Adding more threads per file proved unhelpful, as other steps became the rate-limiting factors. These factors include file system I/O, input file decompression, and the actual editing of the file contents, which now determine the performance of umi-transfer. Only when increasing the compression level to higher settings did adding more threads continue to provide a performance benefit. For the highest compression setting, we did not reach the plateau phase during the benchmark, but it is likely to occur in the range of 53-55 total threads, or about 26 threads per output file.

In summary, we recommend running umi-transfer with 9 or 11 threads for compression. Odd numbers are favorable as they allow one dedicated main thread, while evenly splitting the remaining threads between the two output files. It's important to note that specifying more threads than the available physical or logical cores on your machine will result in a severe performance loss, since umi-transfer operates synchronously.

Chaining with other software

umi-transfer cannot be used with the pipe operator, because it neither supports writing output to stdout nor reading input from stdin. However, FIFOs (First In, First Out buffered pipes) can be used to elegantly combine umi-transfer with other software on GNU/Linux and MacOS operating systems.

For example, we may want to use external compression software like Parallel Gzip together with umi-transfer. For this purpose, it would be unfavorable to write the data uncompressed to disk before compressing it. Instead, we create named pipes with mkfifo, which can be provided to umi-transfer as if they were regular output file paths. In reality, the data is directly passed on to pigz via a buffered stream.
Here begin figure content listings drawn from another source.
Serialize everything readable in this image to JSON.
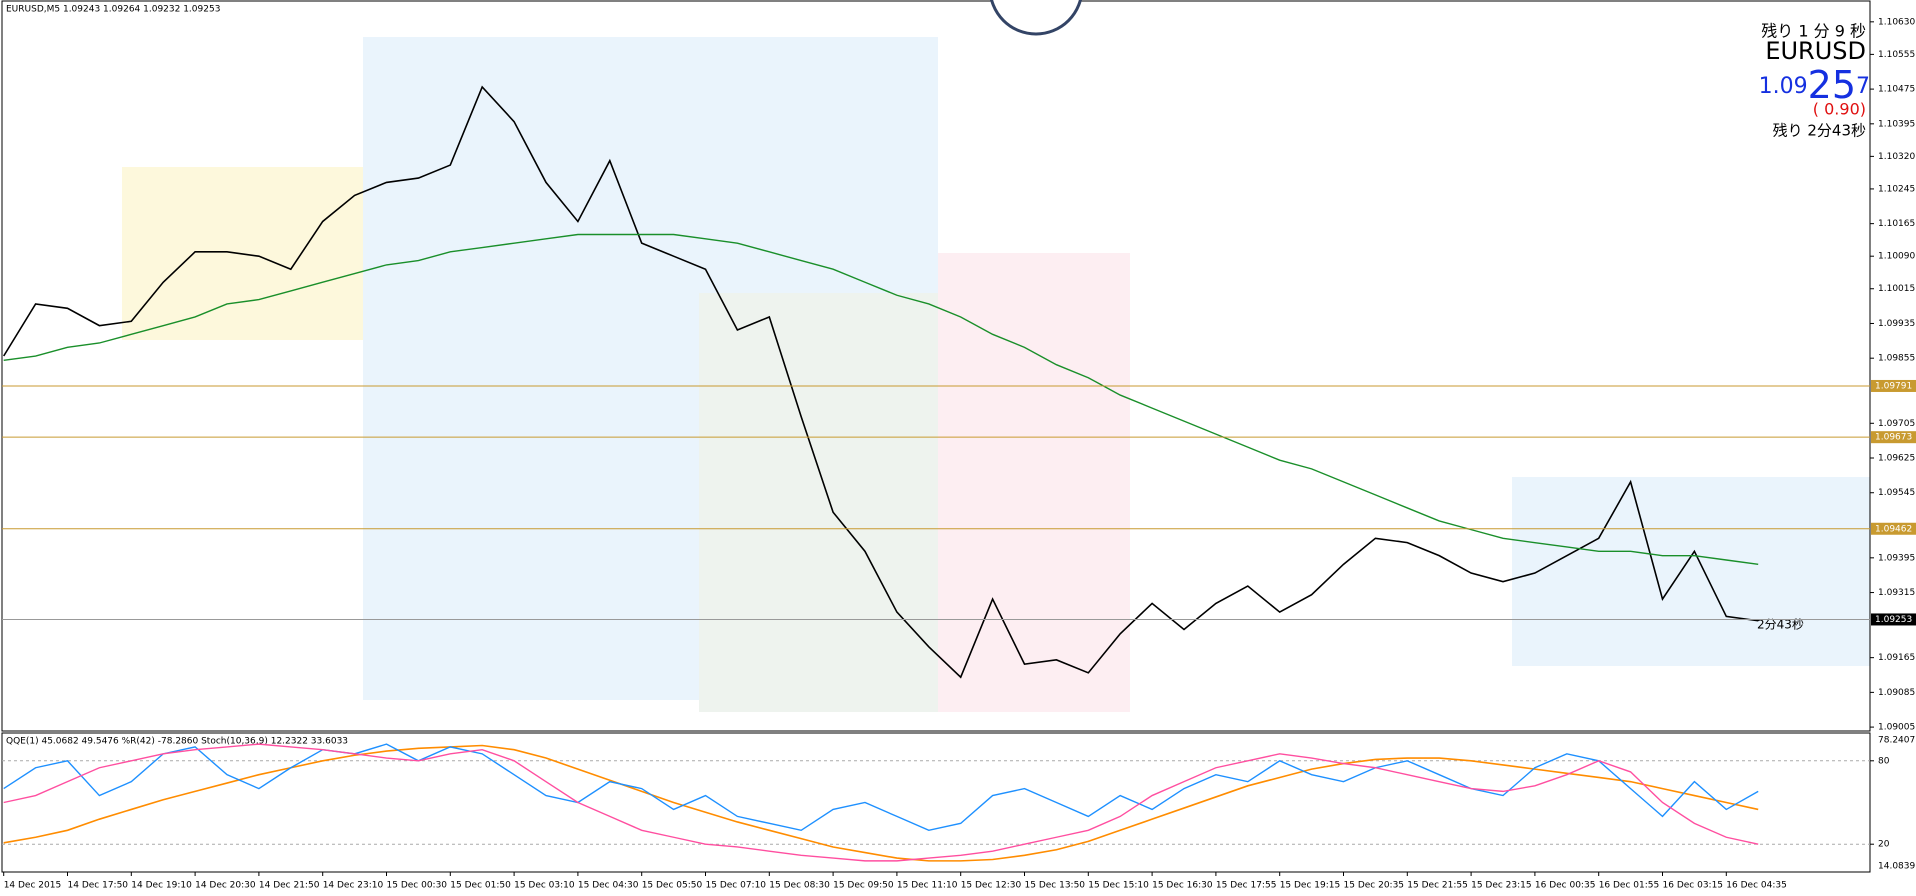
{
  "chart_data": [
    {
      "type": "line",
      "header": "EURUSD,M5  1.09243 1.09264 1.09232 1.09253",
      "overlay": {
        "timer": "残り 1 分 9 秒",
        "symbol": "EURUSD",
        "price_big": [
          "1.09",
          "25",
          "7"
        ],
        "change": "( 0.90)",
        "timer2": "残り 2分43秒",
        "timer3": "2分43秒"
      },
      "categories": [
        "14 Dec 2015",
        null,
        "14 Dec 17:50",
        null,
        "14 Dec 19:10",
        null,
        "14 Dec 20:30",
        null,
        "14 Dec 21:50",
        null,
        "14 Dec 23:10",
        null,
        "15 Dec 00:30",
        null,
        "15 Dec 01:50",
        null,
        "15 Dec 03:10",
        null,
        "15 Dec 04:30",
        null,
        "15 Dec 05:50",
        null,
        "15 Dec 07:10",
        null,
        "15 Dec 08:30",
        null,
        "15 Dec 09:50",
        null,
        "15 Dec 11:10",
        null,
        "15 Dec 12:30",
        null,
        "15 Dec 13:50",
        null,
        "15 Dec 15:10",
        null,
        "15 Dec 16:30",
        null,
        "15 Dec 17:55",
        null,
        "15 Dec 19:15",
        null,
        "15 Dec 20:35",
        null,
        "15 Dec 21:55",
        null,
        "15 Dec 23:15",
        null,
        "16 Dec 00:35",
        null,
        "16 Dec 01:55",
        null,
        "16 Dec 03:15",
        null,
        "16 Dec 04:35",
        null
      ],
      "series": [
        {
          "color": "#000000",
          "values": [
            1.0986,
            1.0998,
            1.0997,
            1.0993,
            1.0994,
            1.1003,
            1.101,
            1.101,
            1.1009,
            1.1006,
            1.1017,
            1.1023,
            1.1026,
            1.1027,
            1.103,
            1.1048,
            1.104,
            1.1026,
            1.1017,
            1.1031,
            1.1012,
            1.1009,
            1.1006,
            1.0992,
            1.0995,
            1.0972,
            1.095,
            1.0941,
            1.0927,
            1.0919,
            1.0912,
            1.093,
            1.0915,
            1.0916,
            1.0913,
            1.0922,
            1.0929,
            1.0923,
            1.0929,
            1.0933,
            1.0927,
            1.0931,
            1.0938,
            1.0944,
            1.0943,
            1.094,
            1.0936,
            1.0934,
            1.0936,
            1.094,
            1.0944,
            1.0957,
            1.093,
            1.0941,
            1.0926,
            1.0925
          ]
        },
        {
          "color": "#1a8f2a",
          "values": [
            1.0985,
            1.0986,
            1.0988,
            1.0989,
            1.0991,
            1.0993,
            1.0995,
            1.0998,
            1.0999,
            1.1001,
            1.1003,
            1.1005,
            1.1007,
            1.1008,
            1.101,
            1.1011,
            1.1012,
            1.1013,
            1.1014,
            1.1014,
            1.1014,
            1.1014,
            1.1013,
            1.1012,
            1.101,
            1.1008,
            1.1006,
            1.1003,
            1.1,
            1.0998,
            1.0995,
            1.0991,
            1.0988,
            1.0984,
            1.0981,
            1.0977,
            1.0974,
            1.0971,
            1.0968,
            1.0965,
            1.0962,
            1.096,
            1.0957,
            1.0954,
            1.0951,
            1.0948,
            1.0946,
            1.0944,
            1.0943,
            1.0942,
            1.0941,
            1.0941,
            1.094,
            1.094,
            1.0939,
            1.0938
          ]
        }
      ],
      "ylim": [
        1.08996,
        1.10678
      ],
      "yticks": [
        {
          "value": 1.1063,
          "label": "1.10630"
        },
        1.10555,
        1.10475,
        1.10395,
        {
          "value": 1.1032,
          "label": "1.10320"
        },
        1.10245,
        1.10165,
        {
          "value": 1.1009,
          "label": "1.10090"
        },
        1.10015,
        1.09935,
        1.09855,
        1.09705,
        1.09625,
        1.09545,
        1.09395,
        1.09315,
        1.09165,
        1.09085,
        1.09005
      ],
      "levels": [
        1.09791,
        1.09673,
        1.09462
      ],
      "level_color": "#c89a30",
      "current_price": 1.09253
    },
    {
      "type": "line",
      "title": "QQE(1) 45.0682 49.5476  %R(42) -78.2860  Stoch(10,36,9) 12.2322 33.6033",
      "scale_max": 78.2407,
      "scale_min": 14.0839,
      "series": [
        {
          "color": "#ff8c00",
          "values": [
            21,
            25,
            30,
            38,
            45,
            52,
            58,
            64,
            70,
            75,
            80,
            84,
            87,
            89,
            90,
            91,
            88,
            82,
            74,
            66,
            58,
            50,
            43,
            36,
            30,
            24,
            18,
            14,
            10,
            8,
            8,
            9,
            12,
            16,
            22,
            30,
            38,
            46,
            54,
            62,
            68,
            74,
            78,
            81,
            82,
            82,
            80,
            77,
            74,
            71,
            68,
            65,
            60,
            55,
            50,
            45
          ]
        },
        {
          "color": "#1e90ff",
          "values": [
            60,
            75,
            80,
            55,
            65,
            85,
            90,
            70,
            60,
            75,
            88,
            85,
            92,
            80,
            90,
            85,
            70,
            55,
            50,
            65,
            60,
            45,
            55,
            40,
            35,
            30,
            45,
            50,
            40,
            30,
            35,
            55,
            60,
            50,
            40,
            55,
            45,
            60,
            70,
            65,
            80,
            70,
            65,
            75,
            80,
            70,
            60,
            55,
            75,
            85,
            80,
            60,
            40,
            65,
            45,
            58
          ]
        },
        {
          "color": "#ff4fa0",
          "values": [
            50,
            55,
            65,
            75,
            80,
            85,
            88,
            90,
            92,
            90,
            88,
            85,
            82,
            80,
            85,
            88,
            80,
            65,
            50,
            40,
            30,
            25,
            20,
            18,
            15,
            12,
            10,
            8,
            8,
            10,
            12,
            15,
            20,
            25,
            30,
            40,
            55,
            65,
            75,
            80,
            85,
            82,
            78,
            75,
            70,
            65,
            60,
            58,
            62,
            70,
            80,
            72,
            50,
            35,
            25,
            20
          ]
        }
      ],
      "ylim": [
        0,
        100
      ],
      "yticks": [
        80,
        20
      ]
    }
  ]
}
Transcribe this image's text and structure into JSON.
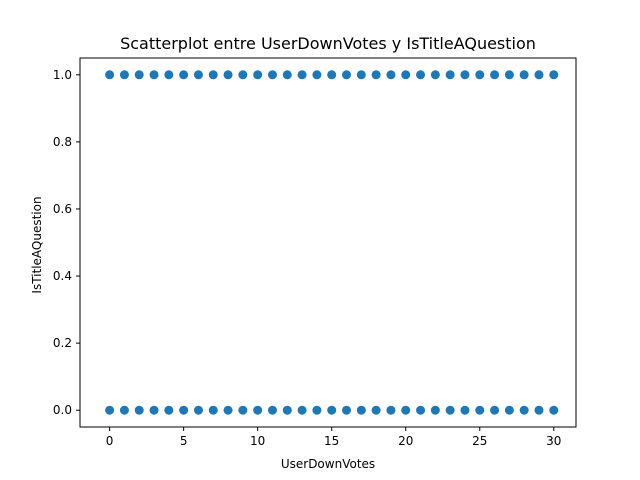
{
  "chart_data": {
    "type": "scatter",
    "title": "Scatterplot entre UserDownVotes y IsTitleAQuestion",
    "xlabel": "UserDownVotes",
    "ylabel": "IsTitleAQuestion",
    "xlim": [
      -2,
      31.5
    ],
    "ylim": [
      -0.05,
      1.05
    ],
    "xticks": [
      "0",
      "5",
      "10",
      "15",
      "20",
      "25",
      "30"
    ],
    "yticks": [
      "0.0",
      "0.2",
      "0.4",
      "0.6",
      "0.8",
      "1.0"
    ],
    "grid": false,
    "legend": "none",
    "marker_color": "#1f77b4",
    "series": [
      {
        "x": [
          0,
          1,
          2,
          3,
          4,
          5,
          6,
          7,
          8,
          9,
          10,
          11,
          12,
          13,
          14,
          15,
          16,
          17,
          18,
          19,
          20,
          21,
          22,
          23,
          24,
          25,
          26,
          27,
          28,
          29,
          30,
          0,
          1,
          2,
          3,
          4,
          5,
          6,
          7,
          8,
          9,
          10,
          11,
          12,
          13,
          14,
          15,
          16,
          17,
          18,
          19,
          20,
          21,
          22,
          23,
          24,
          25,
          26,
          27,
          28,
          29,
          30
        ],
        "y": [
          1,
          1,
          1,
          1,
          1,
          1,
          1,
          1,
          1,
          1,
          1,
          1,
          1,
          1,
          1,
          1,
          1,
          1,
          1,
          1,
          1,
          1,
          1,
          1,
          1,
          1,
          1,
          1,
          1,
          1,
          1,
          0,
          0,
          0,
          0,
          0,
          0,
          0,
          0,
          0,
          0,
          0,
          0,
          0,
          0,
          0,
          0,
          0,
          0,
          0,
          0,
          0,
          0,
          0,
          0,
          0,
          0,
          0,
          0,
          0,
          0,
          0
        ]
      }
    ]
  }
}
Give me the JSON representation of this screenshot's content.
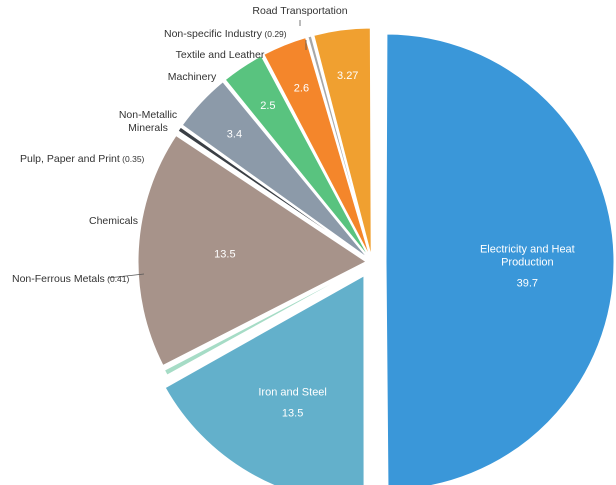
{
  "chart_data": {
    "type": "pie",
    "title": "",
    "slices": [
      {
        "label": "Electricity and Heat Production",
        "label_lines": [
          "Electricity and Heat",
          "Production"
        ],
        "value": 39.7,
        "value_label": "39.7",
        "color": "#3a97d9",
        "label_inside": true
      },
      {
        "label": "Iron and Steel",
        "label_lines": [
          "Iron and Steel"
        ],
        "value": 13.5,
        "value_label": "13.5",
        "color": "#63b0cb",
        "label_inside": true
      },
      {
        "label": "Non-Ferrous Metals",
        "label_lines": [
          "Non-Ferrous Metals"
        ],
        "value": 0.41,
        "value_label": "(0.41)",
        "color": "#a6dcc6",
        "label_inside": false
      },
      {
        "label": "Chemicals",
        "label_lines": [
          "Chemicals"
        ],
        "value": 13.5,
        "value_label": "13.5",
        "color": "#a7938a",
        "label_inside": true
      },
      {
        "label": "Pulp, Paper and Print",
        "label_lines": [
          "Pulp, Paper and Print"
        ],
        "value": 0.35,
        "value_label": "(0.35)",
        "color": "#3a3f45",
        "label_inside": false
      },
      {
        "label": "Non-Metallic Minerals",
        "label_lines": [
          "Non-Metallic",
          "Minerals"
        ],
        "value": 3.4,
        "value_label": "3.4",
        "color": "#8c9aa9",
        "label_inside": true
      },
      {
        "label": "Machinery",
        "label_lines": [
          "Machinery"
        ],
        "value": 2.5,
        "value_label": "2.5",
        "color": "#59c37f",
        "label_inside": true
      },
      {
        "label": "Textile and Leather",
        "label_lines": [
          "Textile and Leather"
        ],
        "value": 2.6,
        "value_label": "2.6",
        "color": "#f4862b",
        "label_inside": true
      },
      {
        "label": "Non-specific Industry",
        "label_lines": [
          "Non-specific Industry"
        ],
        "value": 0.29,
        "value_label": "(0.29)",
        "color": "#a7a7a7",
        "label_inside": false
      },
      {
        "label": "Road Transportation",
        "label_lines": [
          "Road Transportation"
        ],
        "value": 3.27,
        "value_label": "3.27",
        "color": "#f0a030",
        "label_inside": true
      }
    ]
  }
}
First, the named pipes are created:

mkfifo output1
mkfifo output2

Then a multi-threaded pigz compression is tied to the FIFO. Note the trailing & to leave these processes running in the background.

$ pigz -p 10 -c > output1.fastq.gz < output1 &
[4] 233394
$ pigz -p 10 -c > output2.fastq.gz < output2 &
[5] 233395

The argument -p 10 specifies the number of threads that each pigz processes may use. The optimal setting is hardware-specific and will require some testing.

Finally, we can run umi-transfer using the FIFOs as output paths:

umi-transfer external --in read1.fastq --in2 read3.fastq --umi read2.fastq --out output1 --out2 output2

It's good practice to remove the FIFOs after the program has finished:

rm output1.fastq output2.fastq

Contribution guide for developers

umi-transfer is a free and open-source software developed and maintained by scientists of the Swedish National Genomics Infrastructure. We gladly welcome suggestions for improvement, bug reports and code contributions.

If you'd like to contribute code, the best way to get started is to create a personal fork of the repository. Subsequently, use a new branch to develop your feature or contribute your bug fix. Ideally, use a code linter like rust-analyzer in your code editor and run the tests with cargo test.

Before developing a new feature, we recommend opening an issue on the main repository to discuss your proposal upfront. Once you're ready, simply open a pull request to the dev branch and we'll happily review your changes. Thanks for your interest in contributing to umi-transfer!